Max Zhang is good in his role as Cheung, a struggling father who pulls rickshaws for a living. When he was somehow able to gain reputation for his fighting prowess, he challenges Ip Man’s position as the Wing Chun head cheese. He’s not really an antagonist as he doesn’t seem to be that bad of a guy, and the concept of martial arts masters struggling to have his own school for profit was established well in Ip Man 2. He could really use the boost, but Ip Man was just better than him.
The character that made me scratch my head the most in Ip Man 3 wasn’t Frank (he’s pretty awesome here), but Bruce Lee. I guess they had to have him be the nose-thumbing son of a gun that pop culture embraced here, and few truly know how he really acted when the cameras were turned off. Perhaps 19-year-old Bruce Lee really did act like that, far from the more natural 25-year-old Bruce Lee that auditioned for a role in The Green Hornet.

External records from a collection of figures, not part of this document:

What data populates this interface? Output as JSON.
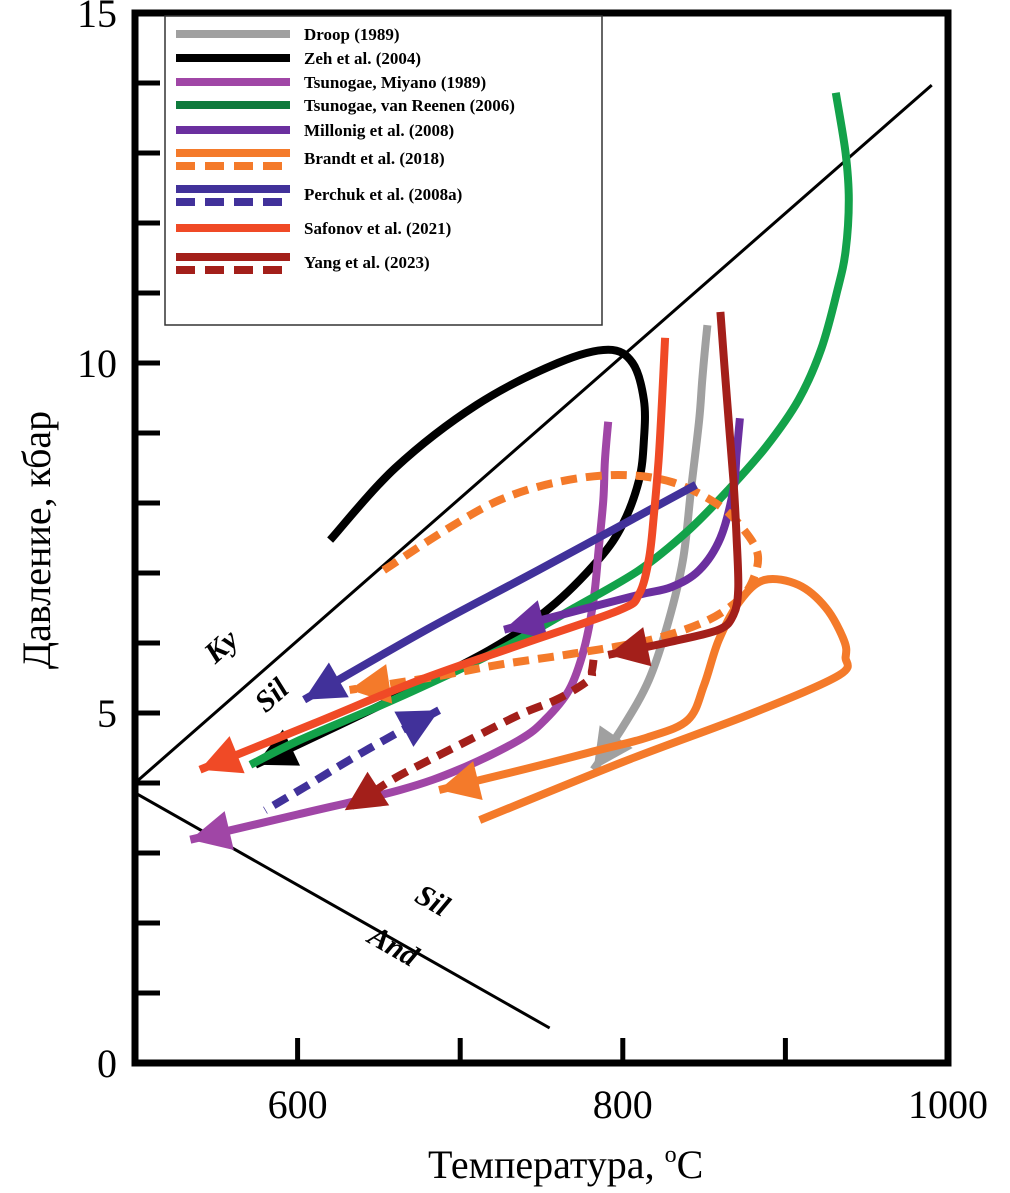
{
  "chart_data": {
    "type": "line",
    "title": "",
    "xlabel": "Температура, °C",
    "xlabel_main": "Температура, ",
    "xlabel_unit_sup": "o",
    "xlabel_unit": "C",
    "ylabel": "Давление, кбар",
    "xlim": [
      500,
      1000
    ],
    "ylim": [
      0,
      15
    ],
    "x_ticks": [
      600,
      700,
      800,
      900,
      1000
    ],
    "x_tick_labels": [
      "600",
      "",
      "800",
      "",
      "1000"
    ],
    "y_ticks": [
      0,
      1,
      2,
      3,
      4,
      5,
      6,
      7,
      8,
      9,
      10,
      11,
      12,
      13,
      14,
      15
    ],
    "y_tick_labels": {
      "0": "0",
      "5": "5",
      "10": "10",
      "15": "15"
    },
    "grid": false,
    "legend_position": "top-left",
    "reference_lines": [
      {
        "name": "Ky-Sil",
        "points": [
          [
            500,
            4.0
          ],
          [
            990,
            13.97
          ]
        ],
        "color": "#000000"
      },
      {
        "name": "Sil-And",
        "points": [
          [
            500,
            3.86
          ],
          [
            755,
            0.5
          ]
        ],
        "color": "#000000"
      }
    ],
    "field_labels": [
      {
        "text": "Ky",
        "at": [
          557,
          5.85
        ],
        "angle": -42
      },
      {
        "text": "Sil",
        "at": [
          588,
          5.15
        ],
        "angle": -42
      },
      {
        "text": "Sil",
        "at": [
          680,
          2.2
        ],
        "angle": 30
      },
      {
        "text": "And",
        "at": [
          656,
          1.55
        ],
        "angle": 30
      }
    ],
    "series": [
      {
        "name": "Droop (1989)",
        "color": "#a0a0a0",
        "dash": false,
        "arrow": true,
        "points": [
          [
            852,
            10.54
          ],
          [
            849,
            9.8
          ],
          [
            847,
            9.19
          ],
          [
            842,
            8.2
          ],
          [
            837,
            7.19
          ],
          [
            828,
            6.3
          ],
          [
            816,
            5.47
          ],
          [
            800,
            4.8
          ],
          [
            782,
            4.19
          ]
        ]
      },
      {
        "name": "Zeh et al. (2004)",
        "color": "#000000",
        "dash": false,
        "arrow": true,
        "points": [
          [
            620,
            7.47
          ],
          [
            660,
            8.5
          ],
          [
            710,
            9.4
          ],
          [
            760,
            10.0
          ],
          [
            791,
            10.19
          ],
          [
            806,
            10.0
          ],
          [
            813,
            9.47
          ],
          [
            813,
            8.9
          ],
          [
            810,
            8.33
          ],
          [
            800,
            7.7
          ],
          [
            785,
            7.19
          ],
          [
            755,
            6.5
          ],
          [
            718,
            5.9
          ],
          [
            650,
            5.1
          ],
          [
            574,
            4.26
          ]
        ]
      },
      {
        "name": "Tsunogae, Miyano (1989)",
        "color": "#a046a6",
        "dash": false,
        "arrow": true,
        "points": [
          [
            791,
            9.16
          ],
          [
            789,
            8.6
          ],
          [
            788,
            8.04
          ],
          [
            785,
            7.3
          ],
          [
            782,
            6.61
          ],
          [
            776,
            5.9
          ],
          [
            767,
            5.33
          ],
          [
            752,
            4.9
          ],
          [
            736,
            4.61
          ],
          [
            700,
            4.2
          ],
          [
            663,
            3.9
          ],
          [
            600,
            3.55
          ],
          [
            534,
            3.19
          ]
        ]
      },
      {
        "name": "Tsunogae, van Reenen (2006)",
        "color": "#13a24a",
        "dash": false,
        "arrow": false,
        "points": [
          [
            931,
            13.86
          ],
          [
            937,
            13.0
          ],
          [
            939,
            12.33
          ],
          [
            937,
            11.6
          ],
          [
            932,
            11.04
          ],
          [
            922,
            10.2
          ],
          [
            908,
            9.47
          ],
          [
            888,
            8.8
          ],
          [
            865,
            8.19
          ],
          [
            840,
            7.6
          ],
          [
            810,
            7.04
          ],
          [
            770,
            6.5
          ],
          [
            724,
            5.9
          ],
          [
            660,
            5.2
          ],
          [
            601,
            4.61
          ],
          [
            571,
            4.26
          ]
        ]
      },
      {
        "name": "Millonig et al. (2008)",
        "color": "#6b2f9f",
        "dash": false,
        "arrow": true,
        "points": [
          [
            872,
            9.21
          ],
          [
            870,
            8.7
          ],
          [
            868,
            8.19
          ],
          [
            860,
            7.5
          ],
          [
            847,
            7.04
          ],
          [
            830,
            6.8
          ],
          [
            810,
            6.69
          ],
          [
            770,
            6.45
          ],
          [
            727,
            6.19
          ]
        ]
      },
      {
        "name": "Brandt et al. (2018)",
        "color": "#f47a2a",
        "dash": false,
        "arrow": true,
        "points": [
          [
            712,
            3.47
          ],
          [
            800,
            4.3
          ],
          [
            880,
            5.0
          ],
          [
            933,
            5.54
          ],
          [
            937,
            5.8
          ],
          [
            936,
            6.04
          ],
          [
            925,
            6.5
          ],
          [
            908,
            6.83
          ],
          [
            887,
            6.9
          ],
          [
            872,
            6.6
          ],
          [
            859,
            6.04
          ],
          [
            850,
            5.4
          ],
          [
            840,
            4.9
          ],
          [
            815,
            4.65
          ],
          [
            785,
            4.47
          ],
          [
            740,
            4.2
          ],
          [
            687,
            3.9
          ]
        ]
      },
      {
        "name": "Brandt et al. (2018)",
        "color": "#f47a2a",
        "dash": true,
        "arrow": true,
        "points": [
          [
            653,
            7.04
          ],
          [
            690,
            7.6
          ],
          [
            724,
            8.04
          ],
          [
            760,
            8.3
          ],
          [
            797,
            8.4
          ],
          [
            830,
            8.3
          ],
          [
            859,
            7.97
          ],
          [
            875,
            7.6
          ],
          [
            883,
            7.26
          ],
          [
            880,
            6.9
          ],
          [
            871,
            6.61
          ],
          [
            850,
            6.3
          ],
          [
            816,
            6.04
          ],
          [
            770,
            5.85
          ],
          [
            724,
            5.69
          ],
          [
            680,
            5.5
          ],
          [
            632,
            5.33
          ]
        ]
      },
      {
        "name": "Perchuk et al. (2008a)",
        "color": "#41319a",
        "dash": false,
        "arrow": true,
        "points": [
          [
            845,
            8.26
          ],
          [
            748,
            7.04
          ],
          [
            680,
            6.2
          ],
          [
            604,
            5.19
          ]
        ]
      },
      {
        "name": "Perchuk et al. (2008a)",
        "color": "#41319a",
        "dash": true,
        "arrow": true,
        "arrow_start": true,
        "points": [
          [
            687,
            5.04
          ],
          [
            660,
            4.7
          ],
          [
            632,
            4.33
          ],
          [
            605,
            3.95
          ],
          [
            580,
            3.61
          ]
        ]
      },
      {
        "name": "Safonov et al. (2021)",
        "color": "#f04a26",
        "dash": false,
        "arrow": true,
        "points": [
          [
            826,
            10.36
          ],
          [
            824,
            9.4
          ],
          [
            822,
            8.61
          ],
          [
            819,
            7.8
          ],
          [
            816,
            7.19
          ],
          [
            810,
            6.7
          ],
          [
            798,
            6.47
          ],
          [
            740,
            6.0
          ],
          [
            675,
            5.47
          ],
          [
            610,
            4.85
          ],
          [
            540,
            4.19
          ]
        ]
      },
      {
        "name": "Yang et al. (2023)",
        "color": "#a31f1a",
        "dash": false,
        "arrow": true,
        "points": [
          [
            860,
            10.73
          ],
          [
            864,
            9.5
          ],
          [
            868,
            8.33
          ],
          [
            870,
            7.5
          ],
          [
            871,
            6.76
          ],
          [
            868,
            6.4
          ],
          [
            859,
            6.19
          ],
          [
            830,
            6.02
          ],
          [
            791,
            5.83
          ]
        ]
      },
      {
        "name": "Yang et al. (2023)",
        "color": "#a31f1a",
        "dash": true,
        "arrow": true,
        "points": [
          [
            782,
            5.76
          ],
          [
            781,
            5.6
          ],
          [
            779,
            5.47
          ],
          [
            760,
            5.2
          ],
          [
            736,
            4.97
          ],
          [
            700,
            4.55
          ],
          [
            663,
            4.11
          ],
          [
            645,
            3.85
          ],
          [
            629,
            3.61
          ]
        ]
      }
    ],
    "legend": [
      {
        "label": "Droop (1989)",
        "color": "#a0a0a0",
        "dashed_variant": false
      },
      {
        "label": "Zeh et al. (2004)",
        "color": "#000000",
        "dashed_variant": false
      },
      {
        "label": "Tsunogae, Miyano (1989)",
        "color": "#a046a6",
        "dashed_variant": false
      },
      {
        "label": "Tsunogae, van Reenen (2006)",
        "color": "#0e7a3c",
        "dashed_variant": false
      },
      {
        "label": "Millonig et al. (2008)",
        "color": "#6b2f9f",
        "dashed_variant": false
      },
      {
        "label": "Brandt et al. (2018)",
        "color": "#f47a2a",
        "dashed_variant": true
      },
      {
        "label": "Perchuk et al. (2008a)",
        "color": "#41319a",
        "dashed_variant": true
      },
      {
        "label": "Safonov et al. (2021)",
        "color": "#f04a26",
        "dashed_variant": false
      },
      {
        "label": "Yang et al. (2023)",
        "color": "#a31f1a",
        "dashed_variant": true
      }
    ]
  }
}
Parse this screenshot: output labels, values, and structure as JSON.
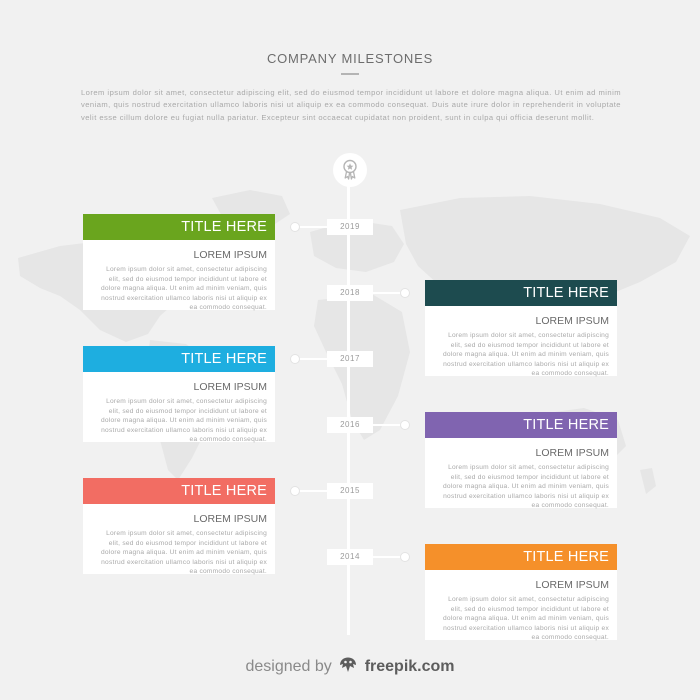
{
  "header": {
    "title": "COMPANY MILESTONES",
    "intro": "Lorem ipsum dolor sit amet, consectetur adipiscing elit, sed do eiusmod tempor incididunt ut labore et dolore magna aliqua. Ut enim ad minim veniam, quis nostrud exercitation ullamco laboris nisi ut aliquip ex ea commodo consequat. Duis aute irure dolor in reprehenderit in voluptate velit esse cillum dolore eu fugiat nulla pariatur. Excepteur sint occaecat cupidatat non proident, sunt in culpa qui officia deserunt mollit."
  },
  "timeline": {
    "badge_icon": "award-ribbon-icon",
    "years": [
      "2019",
      "2018",
      "2017",
      "2016",
      "2015",
      "2014"
    ],
    "milestones": [
      {
        "title": "TITLE HERE",
        "subtitle": "LOREM IPSUM",
        "text": "Lorem ipsum dolor sit amet, consectetur adipiscing elit, sed do eiusmod tempor incididunt ut labore et dolore magna aliqua. Ut enim ad minim veniam, quis nostrud exercitation ullamco laboris nisi ut aliquip ex ea commodo consequat.",
        "color": "#6aa51e"
      },
      {
        "title": "TITLE HERE",
        "subtitle": "LOREM IPSUM",
        "text": "Lorem ipsum dolor sit amet, consectetur adipiscing elit, sed do eiusmod tempor incididunt ut labore et dolore magna aliqua. Ut enim ad minim veniam, quis nostrud exercitation ullamco laboris nisi ut aliquip ex ea commodo consequat.",
        "color": "#1d4b4f"
      },
      {
        "title": "TITLE HERE",
        "subtitle": "LOREM IPSUM",
        "text": "Lorem ipsum dolor sit amet, consectetur adipiscing elit, sed do eiusmod tempor incididunt ut labore et dolore magna aliqua. Ut enim ad minim veniam, quis nostrud exercitation ullamco laboris nisi ut aliquip ex ea commodo consequat.",
        "color": "#1eaee0"
      },
      {
        "title": "TITLE HERE",
        "subtitle": "LOREM IPSUM",
        "text": "Lorem ipsum dolor sit amet, consectetur adipiscing elit, sed do eiusmod tempor incididunt ut labore et dolore magna aliqua. Ut enim ad minim veniam, quis nostrud exercitation ullamco laboris nisi ut aliquip ex ea commodo consequat.",
        "color": "#8064b0"
      },
      {
        "title": "TITLE HERE",
        "subtitle": "LOREM IPSUM",
        "text": "Lorem ipsum dolor sit amet, consectetur adipiscing elit, sed do eiusmod tempor incididunt ut labore et dolore magna aliqua. Ut enim ad minim veniam, quis nostrud exercitation ullamco laboris nisi ut aliquip ex ea commodo consequat.",
        "color": "#f26d63"
      },
      {
        "title": "TITLE HERE",
        "subtitle": "LOREM IPSUM",
        "text": "Lorem ipsum dolor sit amet, consectetur adipiscing elit, sed do eiusmod tempor incididunt ut labore et dolore magna aliqua. Ut enim ad minim veniam, quis nostrud exercitation ullamco laboris nisi ut aliquip ex ea commodo consequat.",
        "color": "#f5902a"
      }
    ]
  },
  "footer": {
    "prefix": "designed by",
    "brand": "freepik.com",
    "logo_icon": "freepik-logo-icon"
  }
}
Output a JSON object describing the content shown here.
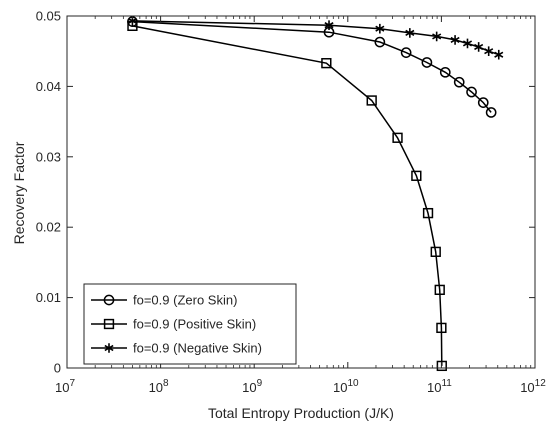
{
  "chart_data": {
    "type": "line",
    "xscale": "log",
    "xlim": [
      10000000.0,
      1000000000000.0
    ],
    "ylim": [
      0,
      0.05
    ],
    "xlabel": "Total Entropy Production (J/K)",
    "ylabel": "Recovery Factor",
    "grid": false,
    "legend_position": "bottom-left",
    "x_ticks": [
      {
        "value": 10000000.0,
        "base": "10",
        "exp": "7"
      },
      {
        "value": 100000000.0,
        "base": "10",
        "exp": "8"
      },
      {
        "value": 1000000000.0,
        "base": "10",
        "exp": "9"
      },
      {
        "value": 10000000000.0,
        "base": "10",
        "exp": "10"
      },
      {
        "value": 100000000000.0,
        "base": "10",
        "exp": "11"
      },
      {
        "value": 1000000000000.0,
        "base": "10",
        "exp": "12"
      }
    ],
    "y_ticks": [
      {
        "value": 0,
        "label": "0"
      },
      {
        "value": 0.01,
        "label": "0.01"
      },
      {
        "value": 0.02,
        "label": "0.02"
      },
      {
        "value": 0.03,
        "label": "0.03"
      },
      {
        "value": 0.04,
        "label": "0.04"
      },
      {
        "value": 0.05,
        "label": "0.05"
      }
    ],
    "series": [
      {
        "name": "fo=0.9 (Zero Skin)",
        "marker": "circle",
        "color": "#000000",
        "points": [
          [
            50000000.0,
            0.0492
          ],
          [
            6300000000.0,
            0.0477
          ],
          [
            22000000000.0,
            0.0463
          ],
          [
            42000000000.0,
            0.0448
          ],
          [
            70000000000.0,
            0.0434
          ],
          [
            110000000000.0,
            0.042
          ],
          [
            155000000000.0,
            0.0406
          ],
          [
            210000000000.0,
            0.0392
          ],
          [
            280000000000.0,
            0.0377
          ],
          [
            340000000000.0,
            0.0363
          ]
        ]
      },
      {
        "name": "fo=0.9 (Positive Skin)",
        "marker": "square",
        "color": "#000000",
        "points": [
          [
            50000000.0,
            0.0486
          ],
          [
            5900000000.0,
            0.0433
          ],
          [
            18000000000.0,
            0.038
          ],
          [
            34000000000.0,
            0.0327
          ],
          [
            54000000000.0,
            0.0273
          ],
          [
            72000000000.0,
            0.022
          ],
          [
            87000000000.0,
            0.0165
          ],
          [
            96000000000.0,
            0.0111
          ],
          [
            100000000000.0,
            0.0057
          ],
          [
            101000000000.0,
            0.0003
          ]
        ]
      },
      {
        "name": "fo=0.9 (Negative Skin)",
        "marker": "asterisk",
        "color": "#000000",
        "points": [
          [
            50000000.0,
            0.0493
          ],
          [
            6300000000.0,
            0.0487
          ],
          [
            22000000000.0,
            0.0482
          ],
          [
            46000000000.0,
            0.0476
          ],
          [
            89000000000.0,
            0.0471
          ],
          [
            140000000000.0,
            0.0466
          ],
          [
            190000000000.0,
            0.0461
          ],
          [
            250000000000.0,
            0.0456
          ],
          [
            320000000000.0,
            0.045
          ],
          [
            410000000000.0,
            0.0445
          ]
        ]
      }
    ]
  }
}
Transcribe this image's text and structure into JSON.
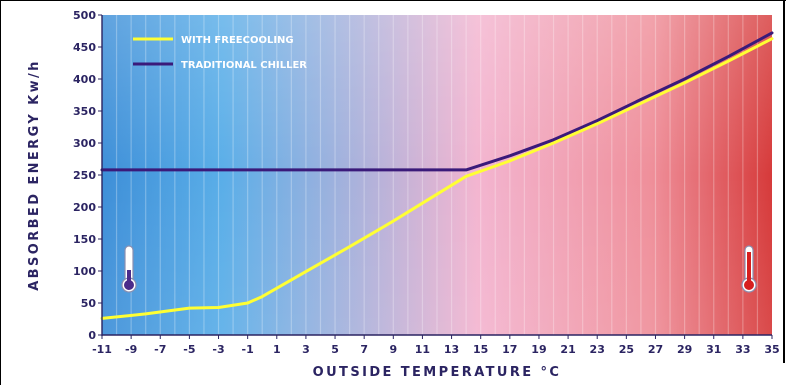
{
  "chart_data": {
    "type": "line",
    "xlabel": "OUTSIDE TEMPERATURE °C",
    "ylabel": "ABSORBED ENERGY Kw/h",
    "xlim": [
      -11,
      35
    ],
    "ylim": [
      0,
      500
    ],
    "x_ticks": [
      -11,
      -9,
      -7,
      -5,
      -3,
      -1,
      1,
      3,
      5,
      7,
      9,
      11,
      13,
      15,
      17,
      19,
      21,
      23,
      25,
      27,
      29,
      31,
      33,
      35
    ],
    "y_ticks": [
      0,
      50,
      100,
      150,
      200,
      250,
      300,
      350,
      400,
      450,
      500
    ],
    "legend_position": "top-left",
    "grid": false,
    "series": [
      {
        "name": "WITH FREECOOLING",
        "color": "#ffff33",
        "points": [
          [
            -11,
            26
          ],
          [
            -8,
            33
          ],
          [
            -5,
            42
          ],
          [
            -3,
            43
          ],
          [
            -1,
            50
          ],
          [
            0,
            60
          ],
          [
            3,
            99
          ],
          [
            6,
            138
          ],
          [
            9,
            178
          ],
          [
            12,
            220
          ],
          [
            14,
            248
          ],
          [
            17,
            272
          ],
          [
            20,
            300
          ],
          [
            23,
            330
          ],
          [
            26,
            362
          ],
          [
            29,
            394
          ],
          [
            32,
            428
          ],
          [
            35,
            463
          ]
        ]
      },
      {
        "name": "TRADITIONAL CHILLER",
        "color": "#3a1a7a",
        "points": [
          [
            -11,
            258
          ],
          [
            14,
            258
          ],
          [
            17,
            280
          ],
          [
            20,
            305
          ],
          [
            23,
            335
          ],
          [
            26,
            368
          ],
          [
            29,
            400
          ],
          [
            32,
            435
          ],
          [
            35,
            472
          ]
        ]
      }
    ],
    "background": {
      "cold_color": "#3e8fd8",
      "mid_color": "#f3b5d0",
      "hot_color": "#d63a3a",
      "icons": [
        "cold-thermometer-icon",
        "hot-thermometer-icon"
      ],
      "icon_colors": {
        "cold": "#4b2b8a",
        "hot": "#d61f1f"
      }
    }
  }
}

Of course, Donnie Yen is perfect here as always. Lynn Hung as Ip Man’s wife also gets a more prominent role here due to her subplot, which made for most of Ip Man’s motivations throughout the film, sacrificing his own reputation as a Wing Chun master for her. To top it off, she repays him with a chance to regain his martial honor, most likely confident that he would succeed. (I actually shed a tear in this part. I quite liked it.)
Wilson Yip pretty much had the formula down when it comes to collaborating with Donnie Yen and Yuen Woo-ping. Compared with another recent Yuen Woo-ping work—Crouching Tiger, Hidden Dragon: Sword of Destiny—this one has better “storytelling” in its fight scenes. Little details matter as much as the big movements, making for what I think is a martial artist’s martial arts movie.
The penultimate scene that showed Ip Man peacefully coming to terms with losing his wife is a highlight for me. In this action film, there was a quiet moment that was framed and shot beautifully. That alone sums up how I like the cinematography and direction of Ip Man 3—something most usually don’t expect from action movies.
- Authentic Wing Chun action
- Well-crafted fight choreography
- Donnie Yen is excellent as always
- Max Zhang does well in his role
- Cool matchups with other styles
- Dying wife subplot adds some emotional depth
- Great final fight scene
- Mike Tyson
- Bruce Lee?
- Not exactly an "authentic" biopic (similar to Ip Man 2)
- Certain subplots and character motivations are questionable
- Mike Tyson?
- Bruce Lee
This and Ip Man 2 would've been right at home within the pages of a comic book, but this universe got this film version. Perhaps in some far-flung alternate universe, this was indeed a comic book and Ma Wing-shing's Storm Riders started out as a movie series instead.
It's a biopic of a kung fu master with Mike Tyson in it. What else can you say about it? It's wacky in its own way, yet it doesn't go far enough in taking itself too seriously. It could've gone so wrong in so many ways, yet Donnie Yen played such a badass straight man that perhaps the tongue-in-cheek quality of everything else here was kept in check.